“Oh, Auntie!” exclaimed Bates, truly pained at this. “Don’t talk so!”
“What right have you got to dictate to me? You keep still, too, Rick,—in fact, the least we any of us say, the better.”
“Oh, no, Miss Prall,” said Gibbs, suavely, “if there’s anything you know, it will really be better for all concerned that you should tell it. As to your opinions or ideas or theories, I hold you quite excusable if you keep those to yourselves.”
“And you’d prefer I should do so, I suppose! Well, I will.

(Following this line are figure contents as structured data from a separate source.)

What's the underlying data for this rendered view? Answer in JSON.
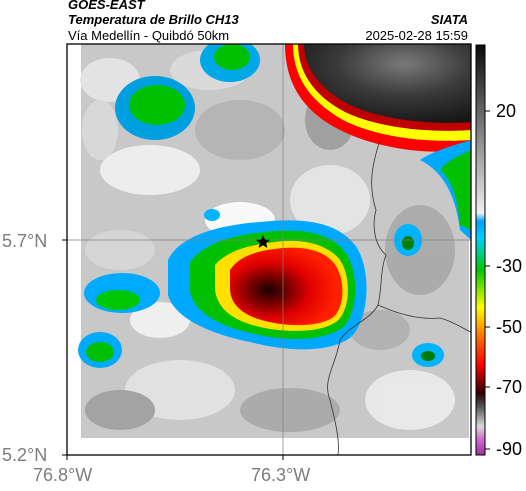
{
  "header": {
    "satellite": "GOES-EAST",
    "product": "Temperatura de Brillo CH13",
    "route": "Vía Medellín - Quibdó 50km",
    "source": "SIATA",
    "timestamp": "2025-02-28 15:59"
  },
  "map": {
    "lat_labels": [
      "5.7°N",
      "5.2°N"
    ],
    "lon_labels": [
      "76.8°W",
      "76.3°W"
    ],
    "marker": "star-marker"
  },
  "colorbar": {
    "tick_labels": [
      "20",
      "-30",
      "-50",
      "-70",
      "-90"
    ],
    "colors": [
      "#2a2a2a",
      "#ffffff",
      "#00b4ff",
      "#00c800",
      "#ffff00",
      "#ff0000",
      "#3a0000",
      "#c050c0"
    ]
  }
}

And as to facts, I know of none that could help you, so I will say nothing.”
“Miss Gurney,” and Gibbs turned toward her with a determined glance, “you spoke of the young women employed in the house; had you any one in mind?”
“Eliza——” began Miss Prall, but Gibbs stopped her.
“Beg pardon, ma’am, but I must request that you let Miss Gurney speak for herself. You have no right to forbid her, and I insist upon my right to ask.”
“Nobody in particular,” Miss Gurney asserted, as she looked timidly at Letitia. “But Sir Herbert’s chambermaid,——”
“Yes, go on.”
“Well, she refused to take care of his room, he was so cross to her. But I don’t suppose she’d kill him just for that.”